Mark Ledbetter posits that the literary text itself as an embodied event reveals an ethic of its making through writing and reading. He articulates his argument around the concept of the “masterplot” that he defines as follows, “The stories of the powerful have become so strongly loud that little short of moments physically and/or emotionally violent and wounding allow silenced victims to speak above the imposing din we might aptly call the ‘master plot’ of most narratives.” Within the text, according to Ledbetter, the disruption of the ‘masterplot’ is another form of violence that subverts the marginalization, the exclusion, the victimization, and the silencing of the weak and the powerless. When we explore within the narrative’s language the violence that is imposed on the body as text, we discover that it disrupts the ‘masterplot’ of the text. Such violence is revealed through examination of violations imposed on the characters’ bodies within the text.
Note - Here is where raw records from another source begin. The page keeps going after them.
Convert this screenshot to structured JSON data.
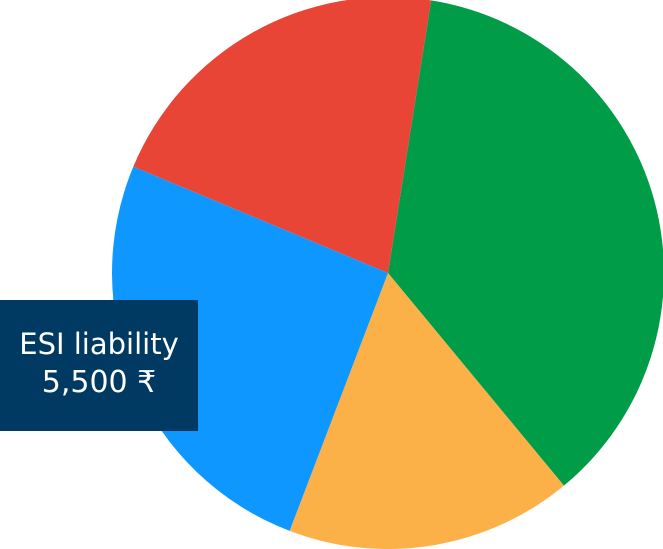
{
  "chart_data": {
    "type": "pie",
    "slices": [
      {
        "value": 36.5,
        "color": "#019c47"
      },
      {
        "value": 16.8,
        "color": "#fbb147"
      },
      {
        "value": 25.5,
        "color": "#0e98ff"
      },
      {
        "value": 21.2,
        "color": "#e94536"
      }
    ],
    "tooltip": {
      "label": "ESI liability",
      "value": "5,500 ₹"
    }
  }
}
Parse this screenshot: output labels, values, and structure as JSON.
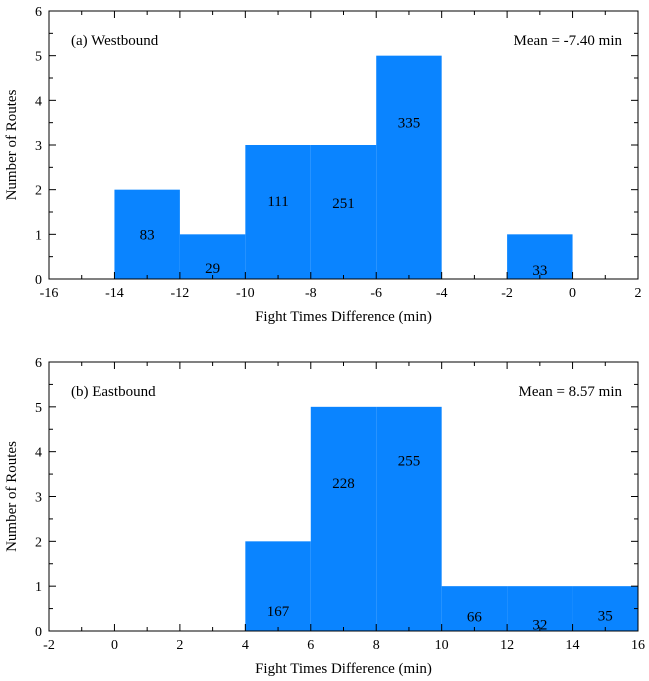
{
  "chart_data": [
    {
      "type": "bar",
      "panel_label": "(a) Westbound",
      "mean_label": "Mean = -7.40 min",
      "xlabel": "Fight Times Difference (min)",
      "ylabel": "Number of Routes",
      "xlim": [
        -16,
        2
      ],
      "ylim": [
        0,
        6
      ],
      "xticks": [
        "-16",
        "-14",
        "-12",
        "-10",
        "-8",
        "-6",
        "-4",
        "-2",
        "0",
        "2"
      ],
      "yticks": [
        "0",
        "1",
        "2",
        "3",
        "4",
        "5",
        "6"
      ],
      "color": "#0a84ff",
      "bins": [
        {
          "x0": -14,
          "x1": -12,
          "count": 2
        },
        {
          "x0": -12,
          "x1": -10,
          "count": 1
        },
        {
          "x0": -10,
          "x1": -8,
          "count": 3
        },
        {
          "x0": -8,
          "x1": -6,
          "count": 3
        },
        {
          "x0": -6,
          "x1": -4,
          "count": 5
        },
        {
          "x0": -2,
          "x1": 0,
          "count": 1
        }
      ],
      "annotations": [
        {
          "text": "83",
          "x": -13,
          "y": 1.0
        },
        {
          "text": "29",
          "x": -11,
          "y": 0.25
        },
        {
          "text": "111",
          "x": -9,
          "y": 1.75
        },
        {
          "text": "251",
          "x": -7,
          "y": 1.7
        },
        {
          "text": "335",
          "x": -5,
          "y": 3.5
        },
        {
          "text": "33",
          "x": -1,
          "y": 0.2
        }
      ]
    },
    {
      "type": "bar",
      "panel_label": "(b) Eastbound",
      "mean_label": "Mean = 8.57 min",
      "xlabel": "Fight Times Difference (min)",
      "ylabel": "Number of Routes",
      "xlim": [
        -2,
        16
      ],
      "ylim": [
        0,
        6
      ],
      "xticks": [
        "-2",
        "0",
        "2",
        "4",
        "6",
        "8",
        "10",
        "12",
        "14",
        "16"
      ],
      "yticks": [
        "0",
        "1",
        "2",
        "3",
        "4",
        "5",
        "6"
      ],
      "color": "#0a84ff",
      "bins": [
        {
          "x0": 4,
          "x1": 6,
          "count": 2
        },
        {
          "x0": 6,
          "x1": 8,
          "count": 5
        },
        {
          "x0": 8,
          "x1": 10,
          "count": 5
        },
        {
          "x0": 10,
          "x1": 12,
          "count": 1
        },
        {
          "x0": 12,
          "x1": 14,
          "count": 1
        },
        {
          "x0": 14,
          "x1": 16,
          "count": 1
        }
      ],
      "annotations": [
        {
          "text": "167",
          "x": 5,
          "y": 0.45
        },
        {
          "text": "228",
          "x": 7,
          "y": 3.3
        },
        {
          "text": "255",
          "x": 9,
          "y": 3.8
        },
        {
          "text": "66",
          "x": 11,
          "y": 0.32
        },
        {
          "text": "32",
          "x": 13,
          "y": 0.15
        },
        {
          "text": "35",
          "x": 15,
          "y": 0.35
        }
      ]
    }
  ]
}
Wounds and scars become the etiology that reveals the ills of society. Therefore, they initiate the process leading to knowledge and action that awaken the victims to the possibility of better worlds. Thus, trauma narrative or “narrative scar” could be described as an apocalyptic moment in the text, an intruding otherness that is chaotic and crises-oriented. As such it demands new awareness on the part of the writer and the reader and, in particular the characters in the text. Therefore, the violence in itself is not the ethical centerpiece. Instead, it is how the victim uses the violence to outdo the violators that is the true ethical moment. To argue my point, I will use the works of Nawal El Saadawi(Egypt), Yvonne Vera(Zimbabwe), and Leonora Miano(Cameroon.)